Foot Locker Posts Upbeat Q1 Results; Shares Pop 2%

Foot Locker (FL) rose almost 2% to close at $60.87 on May 21 when the company announced stronger-than-expected first-quarter results. The company is an American sportswear and footwear retailer.

The company reported total revenue of $2.15 billion that exceeded the consensus estimates of $1.86 billion. Moreover, the top-line increased 83.1% year-over-year.

Comparable store sales in the first quarter increased 80.3% year-over-year.

Adjusted earnings came in at $1.96 per share compared to a net loss of $0.67 per share in the year-ago quarter. Analysts were expecting the company to report earnings of $1.05 per share.

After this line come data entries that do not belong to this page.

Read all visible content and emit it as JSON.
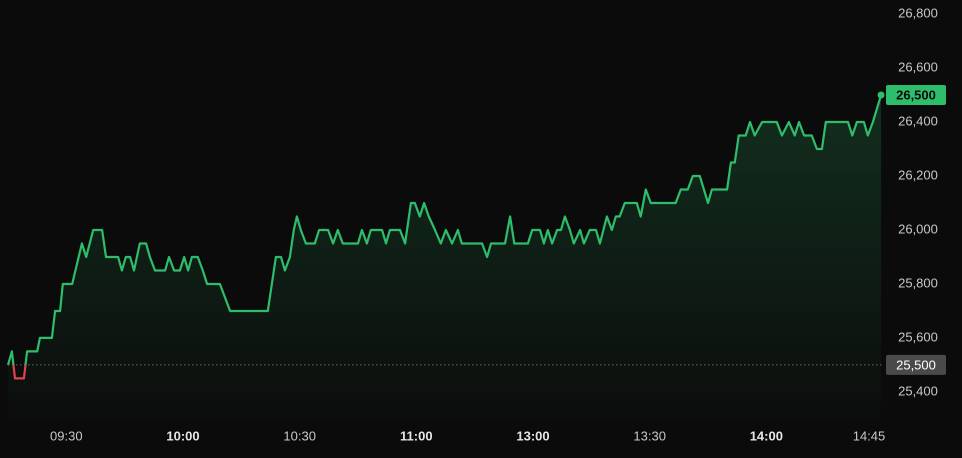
{
  "chart_data": {
    "type": "line",
    "x": [
      0,
      1.0,
      1.8,
      4.1,
      4.9,
      7.5,
      8.2,
      11.3,
      12.1,
      13.4,
      14.1,
      16.5,
      19.0,
      20.1,
      21.9,
      24.2,
      25.2,
      28.3,
      29.3,
      30.3,
      31.4,
      32.4,
      33.9,
      35.5,
      36.5,
      37.8,
      40.4,
      41.4,
      42.7,
      44.2,
      45.3,
      46.3,
      47.3,
      48.8,
      50.1,
      51.2,
      54.5,
      57.1,
      66.8,
      68.9,
      70.2,
      71.2,
      72.5,
      73.5,
      74.3,
      75.3,
      76.6,
      78.9,
      80.0,
      82.3,
      83.6,
      84.8,
      86.1,
      90.0,
      91.0,
      92.3,
      93.3,
      96.2,
      97.2,
      98.2,
      100.8,
      102.1,
      103.6,
      104.6,
      105.9,
      107.0,
      108.2,
      109.8,
      111.3,
      112.6,
      114.2,
      115.7,
      116.7,
      118.5,
      121.9,
      123.2,
      124.2,
      127.8,
      129.1,
      130.2,
      133.7,
      134.8,
      136.8,
      137.8,
      138.8,
      139.9,
      141.2,
      142.2,
      143.2,
      144.5,
      145.5,
      147.1,
      148.1,
      149.6,
      151.2,
      152.2,
      154.0,
      155.3,
      156.3,
      157.3,
      158.6,
      161.7,
      162.7,
      164.0,
      165.3,
      171.7,
      173.0,
      174.8,
      176.1,
      177.9,
      180.0,
      181.0,
      184.9,
      185.9,
      186.9,
      187.9,
      189.7,
      190.8,
      192.0,
      193.9,
      197.7,
      199.0,
      200.8,
      202.3,
      203.4,
      204.7,
      206.7,
      208.0,
      209.3,
      210.3,
      216.0,
      217.1,
      218.3,
      220.1,
      221.1,
      222.4,
      224.5
    ],
    "values": [
      25500,
      25550,
      25450,
      25450,
      25550,
      25550,
      25600,
      25600,
      25700,
      25700,
      25800,
      25800,
      25950,
      25900,
      26000,
      26000,
      25900,
      25900,
      25850,
      25900,
      25900,
      25850,
      25950,
      25950,
      25900,
      25850,
      25850,
      25900,
      25850,
      25850,
      25900,
      25850,
      25900,
      25900,
      25850,
      25800,
      25800,
      25700,
      25700,
      25900,
      25900,
      25850,
      25900,
      26000,
      26050,
      26000,
      25950,
      25950,
      26000,
      26000,
      25950,
      26000,
      25950,
      25950,
      26000,
      25950,
      26000,
      26000,
      25950,
      26000,
      26000,
      25950,
      26100,
      26100,
      26050,
      26100,
      26050,
      26000,
      25950,
      26000,
      25950,
      26000,
      25950,
      25950,
      25950,
      25900,
      25950,
      25950,
      26050,
      25950,
      25950,
      26000,
      26000,
      25950,
      26000,
      25950,
      26000,
      26000,
      26050,
      26000,
      25950,
      26000,
      25950,
      26000,
      26000,
      25950,
      26050,
      26000,
      26050,
      26050,
      26100,
      26100,
      26050,
      26150,
      26100,
      26100,
      26150,
      26150,
      26200,
      26200,
      26100,
      26150,
      26150,
      26250,
      26250,
      26350,
      26350,
      26400,
      26350,
      26400,
      26400,
      26350,
      26400,
      26350,
      26400,
      26350,
      26350,
      26300,
      26300,
      26400,
      26400,
      26350,
      26400,
      26400,
      26350,
      26400,
      26500
    ],
    "color": "#2ebd6b",
    "below_color": "#e0434b",
    "xlim": [
      0,
      225
    ],
    "xticks": [
      {
        "value": 15,
        "label": "09:30"
      },
      {
        "value": 45,
        "label": "10:00",
        "bold": true
      },
      {
        "value": 75,
        "label": "10:30"
      },
      {
        "value": 105,
        "label": "11:00",
        "bold": true
      },
      {
        "value": 135,
        "label": "13:00",
        "bold": true
      },
      {
        "value": 165,
        "label": "13:30"
      },
      {
        "value": 195,
        "label": "14:00",
        "bold": true
      },
      {
        "value": 221.4,
        "label": "14:45"
      }
    ],
    "ylim": [
      25296,
      26852
    ],
    "yticks": [
      {
        "value": 25400,
        "label": "25,400"
      },
      {
        "value": 25600,
        "label": "25,600"
      },
      {
        "value": 25800,
        "label": "25,800"
      },
      {
        "value": 26000,
        "label": "26,000"
      },
      {
        "value": 26200,
        "label": "26,200"
      },
      {
        "value": 26400,
        "label": "26,400"
      },
      {
        "value": 26600,
        "label": "26,600"
      },
      {
        "value": 26800,
        "label": "26,800"
      }
    ],
    "baseline": {
      "value": 25500,
      "label": "25,500"
    },
    "last_price": {
      "value": 26500,
      "label": "26,500"
    }
  }
}
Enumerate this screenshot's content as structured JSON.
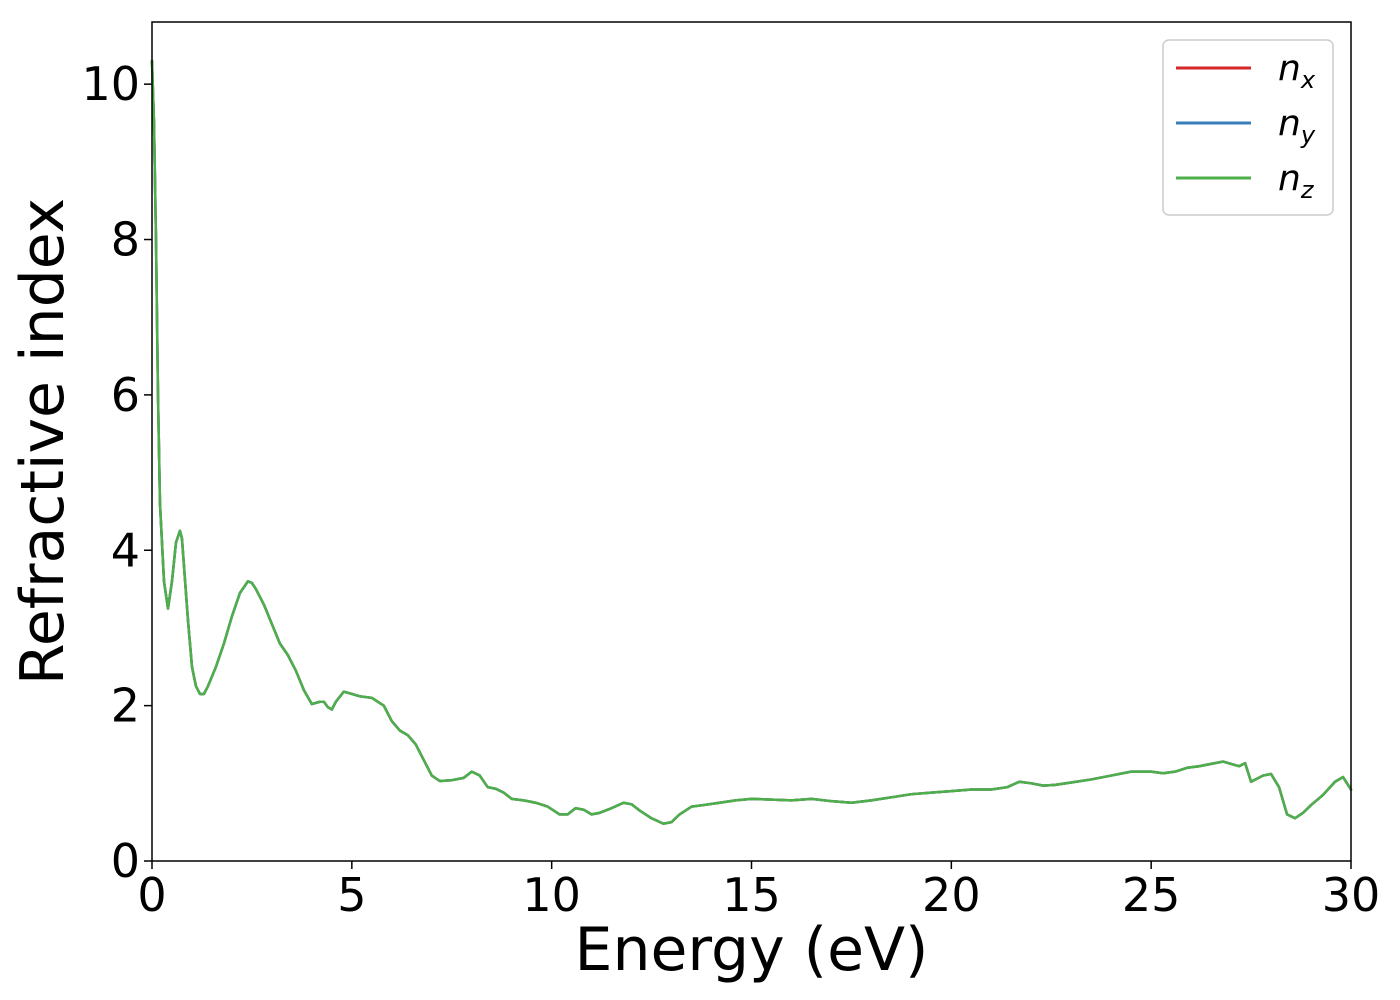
{
  "chart_data": {
    "type": "line",
    "title": "",
    "xlabel": "Energy (eV)",
    "ylabel": "Refractive index",
    "xlim": [
      0,
      30
    ],
    "ylim": [
      0,
      10.8
    ],
    "xticks": [
      0,
      5,
      10,
      15,
      20,
      25,
      30
    ],
    "yticks": [
      0,
      2,
      4,
      6,
      8,
      10
    ],
    "grid": false,
    "legend_position": "top-right",
    "series": [
      {
        "name": "n",
        "subscript": "x",
        "color": "#d62728",
        "x": [
          0.0,
          0.05,
          0.1,
          0.15,
          0.2,
          0.3,
          0.4,
          0.5,
          0.6,
          0.7,
          0.75,
          0.8,
          0.9,
          1.0,
          1.1,
          1.2,
          1.3,
          1.4,
          1.6,
          1.8,
          2.0,
          2.2,
          2.4,
          2.5,
          2.6,
          2.8,
          3.0,
          3.2,
          3.4,
          3.6,
          3.8,
          4.0,
          4.2,
          4.3,
          4.4,
          4.5,
          4.6,
          4.8,
          5.0,
          5.2,
          5.5,
          5.8,
          6.0,
          6.2,
          6.4,
          6.6,
          6.8,
          7.0,
          7.2,
          7.5,
          7.8,
          8.0,
          8.2,
          8.4,
          8.6,
          8.8,
          9.0,
          9.3,
          9.6,
          9.9,
          10.2,
          10.4,
          10.6,
          10.8,
          11.0,
          11.2,
          11.5,
          11.8,
          12.0,
          12.2,
          12.5,
          12.8,
          13.0,
          13.2,
          13.5,
          13.8,
          14.2,
          14.6,
          15.0,
          15.5,
          16.0,
          16.5,
          17.0,
          17.5,
          18.0,
          18.5,
          19.0,
          19.5,
          20.0,
          20.5,
          21.0,
          21.4,
          21.7,
          22.0,
          22.3,
          22.6,
          23.0,
          23.5,
          24.0,
          24.5,
          25.0,
          25.3,
          25.6,
          25.9,
          26.2,
          26.5,
          26.8,
          27.0,
          27.2,
          27.35,
          27.5,
          27.8,
          28.0,
          28.2,
          28.4,
          28.6,
          28.8,
          29.0,
          29.3,
          29.6,
          29.8,
          30.0
        ],
        "y": [
          10.3,
          9.5,
          8.0,
          6.0,
          4.6,
          3.6,
          3.25,
          3.6,
          4.1,
          4.25,
          4.15,
          3.8,
          3.1,
          2.5,
          2.25,
          2.15,
          2.15,
          2.25,
          2.5,
          2.8,
          3.15,
          3.45,
          3.6,
          3.58,
          3.5,
          3.3,
          3.05,
          2.8,
          2.65,
          2.45,
          2.2,
          2.02,
          2.05,
          2.05,
          1.98,
          1.95,
          2.05,
          2.18,
          2.15,
          2.12,
          2.1,
          2.0,
          1.8,
          1.68,
          1.62,
          1.5,
          1.3,
          1.1,
          1.03,
          1.04,
          1.07,
          1.15,
          1.1,
          0.95,
          0.93,
          0.88,
          0.8,
          0.78,
          0.75,
          0.7,
          0.6,
          0.6,
          0.68,
          0.66,
          0.6,
          0.62,
          0.68,
          0.75,
          0.73,
          0.65,
          0.55,
          0.48,
          0.5,
          0.6,
          0.7,
          0.72,
          0.75,
          0.78,
          0.8,
          0.79,
          0.78,
          0.8,
          0.77,
          0.75,
          0.78,
          0.82,
          0.86,
          0.88,
          0.9,
          0.92,
          0.92,
          0.95,
          1.02,
          1.0,
          0.97,
          0.98,
          1.01,
          1.05,
          1.1,
          1.15,
          1.15,
          1.13,
          1.15,
          1.2,
          1.22,
          1.25,
          1.28,
          1.25,
          1.22,
          1.26,
          1.02,
          1.1,
          1.12,
          0.95,
          0.6,
          0.55,
          0.62,
          0.72,
          0.85,
          1.02,
          1.08,
          0.92
        ]
      },
      {
        "name": "n",
        "subscript": "y",
        "color": "#377eb8",
        "x": [
          0.0,
          0.05,
          0.1,
          0.15,
          0.2,
          0.3,
          0.4,
          0.5,
          0.6,
          0.7,
          0.75,
          0.8,
          0.9,
          1.0,
          1.1,
          1.2,
          1.3,
          1.4,
          1.6,
          1.8,
          2.0,
          2.2,
          2.4,
          2.5,
          2.6,
          2.8,
          3.0,
          3.2,
          3.4,
          3.6,
          3.8,
          4.0,
          4.2,
          4.3,
          4.4,
          4.5,
          4.6,
          4.8,
          5.0,
          5.2,
          5.5,
          5.8,
          6.0,
          6.2,
          6.4,
          6.6,
          6.8,
          7.0,
          7.2,
          7.5,
          7.8,
          8.0,
          8.2,
          8.4,
          8.6,
          8.8,
          9.0,
          9.3,
          9.6,
          9.9,
          10.2,
          10.4,
          10.6,
          10.8,
          11.0,
          11.2,
          11.5,
          11.8,
          12.0,
          12.2,
          12.5,
          12.8,
          13.0,
          13.2,
          13.5,
          13.8,
          14.2,
          14.6,
          15.0,
          15.5,
          16.0,
          16.5,
          17.0,
          17.5,
          18.0,
          18.5,
          19.0,
          19.5,
          20.0,
          20.5,
          21.0,
          21.4,
          21.7,
          22.0,
          22.3,
          22.6,
          23.0,
          23.5,
          24.0,
          24.5,
          25.0,
          25.3,
          25.6,
          25.9,
          26.2,
          26.5,
          26.8,
          27.0,
          27.2,
          27.35,
          27.5,
          27.8,
          28.0,
          28.2,
          28.4,
          28.6,
          28.8,
          29.0,
          29.3,
          29.6,
          29.8,
          30.0
        ],
        "y": [
          10.3,
          9.5,
          8.0,
          6.0,
          4.6,
          3.6,
          3.25,
          3.6,
          4.1,
          4.25,
          4.15,
          3.8,
          3.1,
          2.5,
          2.25,
          2.15,
          2.15,
          2.25,
          2.5,
          2.8,
          3.15,
          3.45,
          3.6,
          3.58,
          3.5,
          3.3,
          3.05,
          2.8,
          2.65,
          2.45,
          2.2,
          2.02,
          2.05,
          2.05,
          1.98,
          1.95,
          2.05,
          2.18,
          2.15,
          2.12,
          2.1,
          2.0,
          1.8,
          1.68,
          1.62,
          1.5,
          1.3,
          1.1,
          1.03,
          1.04,
          1.07,
          1.15,
          1.1,
          0.95,
          0.93,
          0.88,
          0.8,
          0.78,
          0.75,
          0.7,
          0.6,
          0.6,
          0.68,
          0.66,
          0.6,
          0.62,
          0.68,
          0.75,
          0.73,
          0.65,
          0.55,
          0.48,
          0.5,
          0.6,
          0.7,
          0.72,
          0.75,
          0.78,
          0.8,
          0.79,
          0.78,
          0.8,
          0.77,
          0.75,
          0.78,
          0.82,
          0.86,
          0.88,
          0.9,
          0.92,
          0.92,
          0.95,
          1.02,
          1.0,
          0.97,
          0.98,
          1.01,
          1.05,
          1.1,
          1.15,
          1.15,
          1.13,
          1.15,
          1.2,
          1.22,
          1.25,
          1.28,
          1.25,
          1.22,
          1.26,
          1.02,
          1.1,
          1.12,
          0.95,
          0.6,
          0.55,
          0.62,
          0.72,
          0.85,
          1.02,
          1.08,
          0.92
        ]
      },
      {
        "name": "n",
        "subscript": "z",
        "color": "#4daf4a",
        "x": [
          0.0,
          0.05,
          0.1,
          0.15,
          0.2,
          0.3,
          0.4,
          0.5,
          0.6,
          0.7,
          0.75,
          0.8,
          0.9,
          1.0,
          1.1,
          1.2,
          1.3,
          1.4,
          1.6,
          1.8,
          2.0,
          2.2,
          2.4,
          2.5,
          2.6,
          2.8,
          3.0,
          3.2,
          3.4,
          3.6,
          3.8,
          4.0,
          4.2,
          4.3,
          4.4,
          4.5,
          4.6,
          4.8,
          5.0,
          5.2,
          5.5,
          5.8,
          6.0,
          6.2,
          6.4,
          6.6,
          6.8,
          7.0,
          7.2,
          7.5,
          7.8,
          8.0,
          8.2,
          8.4,
          8.6,
          8.8,
          9.0,
          9.3,
          9.6,
          9.9,
          10.2,
          10.4,
          10.6,
          10.8,
          11.0,
          11.2,
          11.5,
          11.8,
          12.0,
          12.2,
          12.5,
          12.8,
          13.0,
          13.2,
          13.5,
          13.8,
          14.2,
          14.6,
          15.0,
          15.5,
          16.0,
          16.5,
          17.0,
          17.5,
          18.0,
          18.5,
          19.0,
          19.5,
          20.0,
          20.5,
          21.0,
          21.4,
          21.7,
          22.0,
          22.3,
          22.6,
          23.0,
          23.5,
          24.0,
          24.5,
          25.0,
          25.3,
          25.6,
          25.9,
          26.2,
          26.5,
          26.8,
          27.0,
          27.2,
          27.35,
          27.5,
          27.8,
          28.0,
          28.2,
          28.4,
          28.6,
          28.8,
          29.0,
          29.3,
          29.6,
          29.8,
          30.0
        ],
        "y": [
          10.3,
          9.5,
          8.0,
          6.0,
          4.6,
          3.6,
          3.25,
          3.6,
          4.1,
          4.25,
          4.15,
          3.8,
          3.1,
          2.5,
          2.25,
          2.15,
          2.15,
          2.25,
          2.5,
          2.8,
          3.15,
          3.45,
          3.6,
          3.58,
          3.5,
          3.3,
          3.05,
          2.8,
          2.65,
          2.45,
          2.2,
          2.02,
          2.05,
          2.05,
          1.98,
          1.95,
          2.05,
          2.18,
          2.15,
          2.12,
          2.1,
          2.0,
          1.8,
          1.68,
          1.62,
          1.5,
          1.3,
          1.1,
          1.03,
          1.04,
          1.07,
          1.15,
          1.1,
          0.95,
          0.93,
          0.88,
          0.8,
          0.78,
          0.75,
          0.7,
          0.6,
          0.6,
          0.68,
          0.66,
          0.6,
          0.62,
          0.68,
          0.75,
          0.73,
          0.65,
          0.55,
          0.48,
          0.5,
          0.6,
          0.7,
          0.72,
          0.75,
          0.78,
          0.8,
          0.79,
          0.78,
          0.8,
          0.77,
          0.75,
          0.78,
          0.82,
          0.86,
          0.88,
          0.9,
          0.92,
          0.92,
          0.95,
          1.02,
          1.0,
          0.97,
          0.98,
          1.01,
          1.05,
          1.1,
          1.15,
          1.15,
          1.13,
          1.15,
          1.2,
          1.22,
          1.25,
          1.28,
          1.25,
          1.22,
          1.26,
          1.02,
          1.1,
          1.12,
          0.95,
          0.6,
          0.55,
          0.62,
          0.72,
          0.85,
          1.02,
          1.08,
          0.92
        ]
      }
    ]
  }
}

Foot Locker CEO Richard Johnson said, “With strong product tailwinds, we remain optimistic about our category and our ability to drive long-term growth, profitability and shareholder value.” (See Foot Locker stock analysis on TipRanks)

Following the Q1 earnings release, Berenberg Bank analyst Brian McNamara reiterated the stock’s price target of $67 (10.1% upside potential) and a Buy rating.         

McNamara commented, “A robust Q1 relative to low expectations, but we believe buy-side expectations had risen into the print. With clear tailwinds in the business (stimulus and easy comps), we believe results could have been better. Pandemic restrictions and port issues were likely headwinds and we look forward to hearing some of the puts and takes on this morning’s earnings call.”

The rest of the Street is cautiously optimistic about the stock with a Moderate Buy consensus rating. That’s based on 7 Buys and 7 Holds. The average analyst price target of $64.14 implies 5.4% upside potential to current levels. Shares have increased 56.4% over the past six months.

TipRanks’ Hedge Fund Trading Activity tool shows that confidence in Foot Locker is currently Neutral, based on the activity of 5 hedge funds in the recent quarter. In an overall trend, hedge funds decreased their cumulative holdings of the stock by 302,600 shares in the last quarter.